Confusingly, the main characters are the same but the actors are different ; I didn’t , for instance, connect Phillip Seymour Hoffman’s Allen with the role played Michael K. Williams (It doesn’t help that I always see the latter as Omar from The Wire).
In explaining his unconventional approach Solondz said: “I was more interested in approaching these characters from a different angle and portraying them in a fresh light, and I wouldn’t have been able to do this if I had cast the same people”.
This is the second time I’ve seen the movie. The first time I hadn’t seen the quasi-prequel. I wouldn’t say you need to see them in the right order but the later movie made a lot more sense this time round.
The issue of pedophilia is again central , a condition that Sodondz uses as a metaphor for a crime that the vast majority regard as unforgivable (like terrorism). And forgiveness is the overriding theme of this movie. It is most vividly introduced in one key scene between the pedophile Bill (now out of jail) and a woman he meets in a hotel bar (Jacqueline played by Charlotte Rampling). The dialogue goes like this:
Jacqueline : “In my family there are either winners and losers”.
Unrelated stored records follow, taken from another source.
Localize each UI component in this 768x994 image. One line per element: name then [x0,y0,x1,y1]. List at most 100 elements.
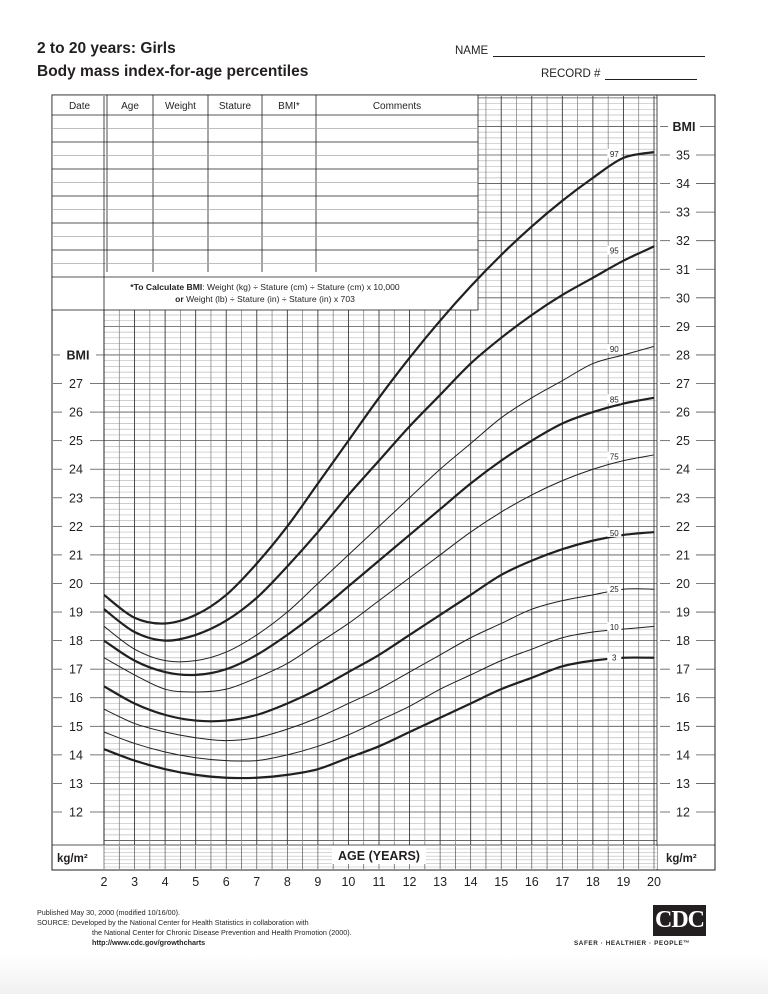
right-tick-label: 34 [676,177,690,191]
right-tick-label: 22 [676,520,690,534]
published-date: Published May 30, 2000 (modified 10/16/0… [37,908,181,917]
x-tick-label: 11 [373,875,386,889]
left-tick-label: 24 [69,463,83,477]
right-tick-label: 17 [676,663,690,677]
record-table: Date Age Weight Stature BMI* Comments *To Calc… [51,94,479,333]
cdc-logo: CDC [653,905,706,936]
right-tick-label: 12 [676,806,690,820]
left-tick-label: 16 [69,691,83,705]
bmi-formula-line2: or Weight (lb) ÷ Stature (in) ÷ Stature … [175,294,355,304]
right-tick-label: 28 [676,348,690,362]
left-tick-label: 23 [69,491,83,505]
percentile-curve-10 [103,625,655,762]
right-tick-label: 27 [676,377,690,391]
right-tick-label: 25 [676,434,690,448]
left-tick-label: 25 [69,434,83,448]
percentile-label: 3 [612,654,617,663]
right-tick-label: 18 [676,634,690,648]
percentile-curve-3 [103,656,655,780]
right-tick-label: 19 [676,606,690,620]
column-header: Comments [373,101,421,112]
x-tick-label: 13 [433,875,447,889]
cdc-tagline: SAFER · HEALTHIER · PEOPLE™ [574,940,691,947]
x-tick-label: 2 [101,875,108,889]
footer-source: Published May 30, 2000 (modified 10/16/0… [37,908,352,948]
record-input-line[interactable] [605,69,698,80]
percentile-curve-85 [103,396,655,677]
percentile-label: 25 [610,585,619,594]
percentile-curve-75 [103,454,655,693]
x-tick-label: 16 [525,875,539,889]
x-tick-label: 18 [586,875,600,889]
right-tick-label: 26 [676,406,690,420]
column-header: BMI* [278,101,300,112]
left-tick-label: 18 [69,634,83,648]
right-unit-label: kg/m² [666,853,697,865]
right-tick-label: 15 [676,720,690,734]
left-tick-label: 20 [69,577,83,591]
left-tick-label: 19 [69,606,83,620]
right-tick-label: 30 [676,291,690,305]
right-tick-label: 14 [676,748,690,762]
name-field[interactable]: NAME [455,45,706,57]
right-tick-label: 29 [676,320,690,334]
x-tick-label: 3 [131,875,138,889]
name-input-line[interactable] [493,46,706,57]
record-label: RECORD # [541,68,601,80]
percentile-curve-90 [103,345,655,663]
source-line1: Developed by the National Center for Hea… [71,918,309,927]
x-tick-label: 15 [494,875,508,889]
x-tick-label: 8 [284,875,291,889]
right-tick-label: 33 [676,206,690,220]
x-tick-label: 7 [253,875,260,889]
right-tick-label: 35 [676,149,690,163]
left-tick-label: 14 [69,748,83,762]
percentile-label: 85 [610,396,619,405]
right-tick-label: 20 [676,577,690,591]
column-header: Weight [165,101,196,112]
chart-title-line2: Body mass index-for-age percentiles [37,63,309,80]
percentile-curve-25 [103,588,655,742]
growthcharts-link[interactable]: http://www.cdc.gov/growthcharts [92,938,206,947]
percentile-curves: 97 95 90 85 75 50 25 10 3 [103,148,655,780]
x-tick-label: 20 [647,875,661,889]
chart-title-line1: 2 to 20 years: Girls [37,40,176,57]
x-tick-label: 5 [192,875,199,889]
left-axis-title: BMI [67,348,90,362]
column-header: Stature [219,101,252,112]
column-header: Age [121,101,139,112]
x-tick-label: 12 [403,875,417,889]
right-tick-label: 16 [676,691,690,705]
right-tick-label: 13 [676,777,690,791]
x-tick-label: 4 [162,875,169,889]
left-tick-label: 22 [69,520,83,534]
right-tick-label: 31 [676,263,690,277]
right-tick-label: 24 [676,463,690,477]
column-header: Date [69,101,91,112]
x-tick-label: 9 [314,875,321,889]
left-tick-label: 26 [69,406,83,420]
x-tick-label: 19 [616,875,630,889]
percentile-label: 97 [610,150,619,159]
record-field[interactable]: RECORD # [541,68,698,80]
right-axis-title: BMI [673,120,696,134]
bmi-formula-line1: *To Calculate BMI: Weight (kg) ÷ Stature… [130,282,400,292]
name-label: NAME [455,45,489,57]
x-tick-label: 17 [555,875,569,889]
source-line2: the National Center for Chronic Disease … [92,928,352,937]
left-tick-label: 13 [69,777,83,791]
x-tick-label: 6 [223,875,230,889]
x-tick-label: 14 [464,875,478,889]
percentile-label: 10 [610,623,619,632]
right-tick-label: 21 [676,548,690,562]
right-tick-label: 32 [676,234,690,248]
left-tick-label: 17 [69,663,83,677]
percentile-label: 50 [610,529,619,538]
axis-labels: 3534333231302928272625242322212019181716… [53,96,715,889]
left-tick-label: 12 [69,806,83,820]
left-unit-label: kg/m² [57,853,88,865]
percentile-label: 90 [610,345,619,354]
percentile-label: 95 [610,247,619,256]
x-tick-label: 10 [341,875,355,889]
Bill : “Only losers ask for forgiveness”
Jacqueline : “Only losers expect to get it”.
Her hard-nosed point of view is that “the enemy is within” and by implication this means that looking to others to find peace and happiness is a coward’s way out.
Certainly, few of the characters here find peace or redemption. The lyrics to the title tune, co-written by Solondz and Beck and sung by Devendra Banhart sum up the melancholy mood: ” I thought I forgave, I thought I forgot / I tried to be brave but found I could not / I made a mistake and now it’s all too late /My heart’s full of ache, is this what is called fate? “
The sunshine state of Florida never looked darker.